QUESTION IS: is there a way to know how many observers does an entity have? and what r the observers already added?
typo, “it will all observers to the same entity every time I reload the code module.”
I mean : “it will add observers to the same entity every time I reload the code module.”
Is this thread in the right place? Should it be in Extensions?
Moving this to the Ruby API section.
I don’t think you can see if an observer is already attached. However, before attaching an observer you can first try to remove it to make sure it is only attached ones. This is a quite old workaround and when I think of it I’m not sure it is needed anymore, or if the API itself prevents the same observer object from being added twice.
Are you creating a new observer object each time your code tries to attach it or do you initialize the object once and re-use it? I think the latter is preferred to avoid duplications.
thank you for moving the post to the right place, and thank you for the answer.
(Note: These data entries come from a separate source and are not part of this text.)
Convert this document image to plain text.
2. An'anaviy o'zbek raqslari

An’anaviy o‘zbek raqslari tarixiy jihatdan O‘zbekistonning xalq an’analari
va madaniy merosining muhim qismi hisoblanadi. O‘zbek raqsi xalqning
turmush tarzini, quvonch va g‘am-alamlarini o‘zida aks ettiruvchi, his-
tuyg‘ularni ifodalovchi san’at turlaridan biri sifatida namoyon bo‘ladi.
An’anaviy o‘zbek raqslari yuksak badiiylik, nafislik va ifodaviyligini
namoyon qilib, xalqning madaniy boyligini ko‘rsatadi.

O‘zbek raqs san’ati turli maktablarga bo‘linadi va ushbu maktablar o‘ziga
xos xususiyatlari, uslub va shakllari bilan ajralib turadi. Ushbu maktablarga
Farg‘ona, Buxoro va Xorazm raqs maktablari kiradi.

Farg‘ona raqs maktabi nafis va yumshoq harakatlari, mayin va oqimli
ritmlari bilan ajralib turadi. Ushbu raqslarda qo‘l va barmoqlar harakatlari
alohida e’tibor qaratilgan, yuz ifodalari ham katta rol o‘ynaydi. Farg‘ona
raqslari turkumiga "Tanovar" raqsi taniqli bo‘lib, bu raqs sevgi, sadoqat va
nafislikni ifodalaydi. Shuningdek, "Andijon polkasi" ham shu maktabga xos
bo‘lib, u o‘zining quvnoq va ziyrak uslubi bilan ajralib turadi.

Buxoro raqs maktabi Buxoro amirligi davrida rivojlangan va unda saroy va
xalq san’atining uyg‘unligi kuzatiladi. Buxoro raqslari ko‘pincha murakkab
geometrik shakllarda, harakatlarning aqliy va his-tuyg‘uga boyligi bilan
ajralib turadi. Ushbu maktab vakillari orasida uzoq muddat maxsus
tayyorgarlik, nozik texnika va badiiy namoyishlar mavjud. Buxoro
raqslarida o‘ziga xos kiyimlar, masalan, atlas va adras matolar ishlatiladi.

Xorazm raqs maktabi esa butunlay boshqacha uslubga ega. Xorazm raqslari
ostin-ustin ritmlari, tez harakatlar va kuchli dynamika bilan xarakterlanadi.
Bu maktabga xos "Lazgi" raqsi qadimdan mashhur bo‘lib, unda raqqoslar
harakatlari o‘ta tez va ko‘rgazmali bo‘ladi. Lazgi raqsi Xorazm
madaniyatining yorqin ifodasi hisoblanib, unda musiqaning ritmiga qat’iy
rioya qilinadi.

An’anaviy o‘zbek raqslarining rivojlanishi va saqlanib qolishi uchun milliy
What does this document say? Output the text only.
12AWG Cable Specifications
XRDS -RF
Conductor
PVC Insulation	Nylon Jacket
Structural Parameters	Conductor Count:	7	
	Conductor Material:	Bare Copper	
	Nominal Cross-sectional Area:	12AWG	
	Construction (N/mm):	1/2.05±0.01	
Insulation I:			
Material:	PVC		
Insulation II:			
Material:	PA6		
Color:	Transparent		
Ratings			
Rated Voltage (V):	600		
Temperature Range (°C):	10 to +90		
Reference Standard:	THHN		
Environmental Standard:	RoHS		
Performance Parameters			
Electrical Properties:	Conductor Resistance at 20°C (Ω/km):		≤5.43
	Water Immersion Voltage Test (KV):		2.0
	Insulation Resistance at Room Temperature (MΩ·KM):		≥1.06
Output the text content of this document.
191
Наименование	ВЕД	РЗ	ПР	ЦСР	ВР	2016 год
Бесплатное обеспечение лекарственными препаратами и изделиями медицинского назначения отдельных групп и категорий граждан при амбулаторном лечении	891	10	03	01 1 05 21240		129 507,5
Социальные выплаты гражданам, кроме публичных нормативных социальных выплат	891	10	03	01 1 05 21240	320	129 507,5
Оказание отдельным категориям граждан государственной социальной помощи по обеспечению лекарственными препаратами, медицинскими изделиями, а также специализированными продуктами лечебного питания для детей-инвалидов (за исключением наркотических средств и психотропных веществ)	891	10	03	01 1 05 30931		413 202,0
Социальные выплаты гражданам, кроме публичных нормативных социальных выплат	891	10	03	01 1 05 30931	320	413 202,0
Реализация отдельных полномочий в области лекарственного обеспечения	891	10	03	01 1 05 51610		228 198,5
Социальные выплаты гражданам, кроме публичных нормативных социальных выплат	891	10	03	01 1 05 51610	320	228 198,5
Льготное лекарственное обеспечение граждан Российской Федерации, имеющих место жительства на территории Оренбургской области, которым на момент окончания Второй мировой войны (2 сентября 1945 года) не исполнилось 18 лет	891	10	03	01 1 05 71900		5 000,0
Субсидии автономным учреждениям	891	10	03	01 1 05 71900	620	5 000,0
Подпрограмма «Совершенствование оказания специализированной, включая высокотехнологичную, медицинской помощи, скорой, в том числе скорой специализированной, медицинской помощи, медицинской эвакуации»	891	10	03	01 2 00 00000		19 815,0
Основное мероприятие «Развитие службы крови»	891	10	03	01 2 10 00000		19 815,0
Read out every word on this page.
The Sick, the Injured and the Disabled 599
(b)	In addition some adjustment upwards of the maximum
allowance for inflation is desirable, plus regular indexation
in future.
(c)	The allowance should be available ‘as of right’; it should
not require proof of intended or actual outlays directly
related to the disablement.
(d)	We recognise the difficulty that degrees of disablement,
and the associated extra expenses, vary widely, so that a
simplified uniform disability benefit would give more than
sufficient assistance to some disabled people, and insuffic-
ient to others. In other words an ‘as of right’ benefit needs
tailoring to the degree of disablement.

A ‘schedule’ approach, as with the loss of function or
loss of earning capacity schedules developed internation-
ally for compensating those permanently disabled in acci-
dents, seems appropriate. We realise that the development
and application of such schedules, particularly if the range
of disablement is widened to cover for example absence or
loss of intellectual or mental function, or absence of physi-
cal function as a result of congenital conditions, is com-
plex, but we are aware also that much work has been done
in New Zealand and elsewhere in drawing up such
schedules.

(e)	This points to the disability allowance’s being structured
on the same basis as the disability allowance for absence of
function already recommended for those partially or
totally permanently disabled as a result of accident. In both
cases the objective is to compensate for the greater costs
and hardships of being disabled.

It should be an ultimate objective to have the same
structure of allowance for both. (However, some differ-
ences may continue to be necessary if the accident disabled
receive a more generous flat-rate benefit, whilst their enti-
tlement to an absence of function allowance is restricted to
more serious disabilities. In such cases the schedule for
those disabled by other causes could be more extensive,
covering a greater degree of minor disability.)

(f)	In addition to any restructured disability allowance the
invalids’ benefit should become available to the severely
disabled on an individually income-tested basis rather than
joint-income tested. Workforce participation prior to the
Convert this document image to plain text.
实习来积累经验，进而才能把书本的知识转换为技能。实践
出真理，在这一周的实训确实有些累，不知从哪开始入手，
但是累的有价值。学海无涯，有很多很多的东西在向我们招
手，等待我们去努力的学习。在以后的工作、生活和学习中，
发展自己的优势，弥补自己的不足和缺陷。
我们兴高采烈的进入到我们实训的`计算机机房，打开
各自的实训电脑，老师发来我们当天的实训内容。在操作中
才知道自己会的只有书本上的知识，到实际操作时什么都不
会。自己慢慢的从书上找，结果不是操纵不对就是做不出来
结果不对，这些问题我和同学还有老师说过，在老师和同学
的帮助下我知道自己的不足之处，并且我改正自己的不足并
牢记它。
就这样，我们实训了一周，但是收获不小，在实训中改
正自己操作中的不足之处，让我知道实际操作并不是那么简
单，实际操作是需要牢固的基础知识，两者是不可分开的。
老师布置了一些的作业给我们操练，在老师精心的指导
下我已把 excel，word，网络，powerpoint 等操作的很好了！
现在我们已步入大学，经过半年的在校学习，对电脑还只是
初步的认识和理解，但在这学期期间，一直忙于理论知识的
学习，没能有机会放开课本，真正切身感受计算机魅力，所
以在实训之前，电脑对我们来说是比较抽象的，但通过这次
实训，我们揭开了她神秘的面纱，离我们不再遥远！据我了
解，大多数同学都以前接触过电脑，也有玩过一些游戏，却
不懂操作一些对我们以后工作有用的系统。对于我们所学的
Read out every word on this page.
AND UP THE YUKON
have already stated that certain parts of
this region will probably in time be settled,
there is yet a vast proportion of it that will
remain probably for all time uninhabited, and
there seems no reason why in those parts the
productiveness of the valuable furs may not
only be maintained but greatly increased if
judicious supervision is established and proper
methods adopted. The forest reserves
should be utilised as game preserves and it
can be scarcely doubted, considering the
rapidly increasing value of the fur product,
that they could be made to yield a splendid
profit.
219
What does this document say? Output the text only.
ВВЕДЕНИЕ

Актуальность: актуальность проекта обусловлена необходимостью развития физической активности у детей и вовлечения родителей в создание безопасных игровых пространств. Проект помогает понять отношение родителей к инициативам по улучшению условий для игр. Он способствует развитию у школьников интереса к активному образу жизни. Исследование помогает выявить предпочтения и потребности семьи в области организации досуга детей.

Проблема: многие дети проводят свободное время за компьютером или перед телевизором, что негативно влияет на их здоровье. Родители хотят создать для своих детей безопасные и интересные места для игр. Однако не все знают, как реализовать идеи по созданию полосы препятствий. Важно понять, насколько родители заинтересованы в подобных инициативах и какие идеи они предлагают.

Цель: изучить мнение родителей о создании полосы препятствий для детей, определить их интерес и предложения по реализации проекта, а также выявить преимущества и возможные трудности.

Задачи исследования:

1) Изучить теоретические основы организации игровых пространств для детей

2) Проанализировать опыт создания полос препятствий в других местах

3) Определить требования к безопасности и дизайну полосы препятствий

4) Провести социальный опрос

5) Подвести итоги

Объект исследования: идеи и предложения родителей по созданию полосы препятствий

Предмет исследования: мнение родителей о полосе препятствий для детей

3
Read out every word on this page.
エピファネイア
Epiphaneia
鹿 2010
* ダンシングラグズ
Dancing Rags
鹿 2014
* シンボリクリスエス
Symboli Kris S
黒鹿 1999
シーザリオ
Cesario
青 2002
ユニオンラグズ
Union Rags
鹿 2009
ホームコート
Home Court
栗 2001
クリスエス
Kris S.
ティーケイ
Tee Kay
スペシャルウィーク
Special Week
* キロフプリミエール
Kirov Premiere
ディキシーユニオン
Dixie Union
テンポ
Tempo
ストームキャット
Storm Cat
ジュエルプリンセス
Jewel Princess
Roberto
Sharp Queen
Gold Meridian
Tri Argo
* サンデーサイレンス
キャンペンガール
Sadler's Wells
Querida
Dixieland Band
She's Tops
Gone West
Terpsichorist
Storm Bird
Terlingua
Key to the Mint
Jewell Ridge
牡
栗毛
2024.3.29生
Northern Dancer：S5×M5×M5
yes, every time I reload my codes, a new instance of the modified observer will be created and loaded into an entity. I haven’t found a away to avoid the duplication, so every time I reload my codes, I have to open a saved model to make sure the entities don’t have any observers.
You can use an instance or class variable for the oberver object and then just attach the same observer object again and again like so:
@observer ||= MyObserver.new
entity.attach_observer(@observer)
In my code I typically also call remove_observer before attaching it, but I’m not sure this is actually needed. Much code in the community is quite old and has workarounds for problems in old SU versions.
With certain API objects you have to take the same carefulness like when you want to avoid memory leaks: When you reload a file, variables might be overwritten and you lose the reference to the already existing object, which makes it impossible to access or delete the old object.
Ensure that your extension and SketchUp are always in a proper, well-defined state (good if you know what a state machine is):
- Add an observer at most once (either don’t add it again if already added, or remove the previous observer).
- The extension/tool should shutdown properly when you deactivate it. It should remove all observers that it has added.
- Think about what happens when a method raises an exception: the method is not completed! So you don’t know whether SketchUp is still in a well-defined state, whether the observer was added or not. Handle such cases with
rescue
blocks to clean up and remove the observer.
This is also what I do. I keep instance variable references to my observers, and if the observer is not nil, I call remove_observer
before I call add_observer
- making sure I don’t end up with duplicate callbacks.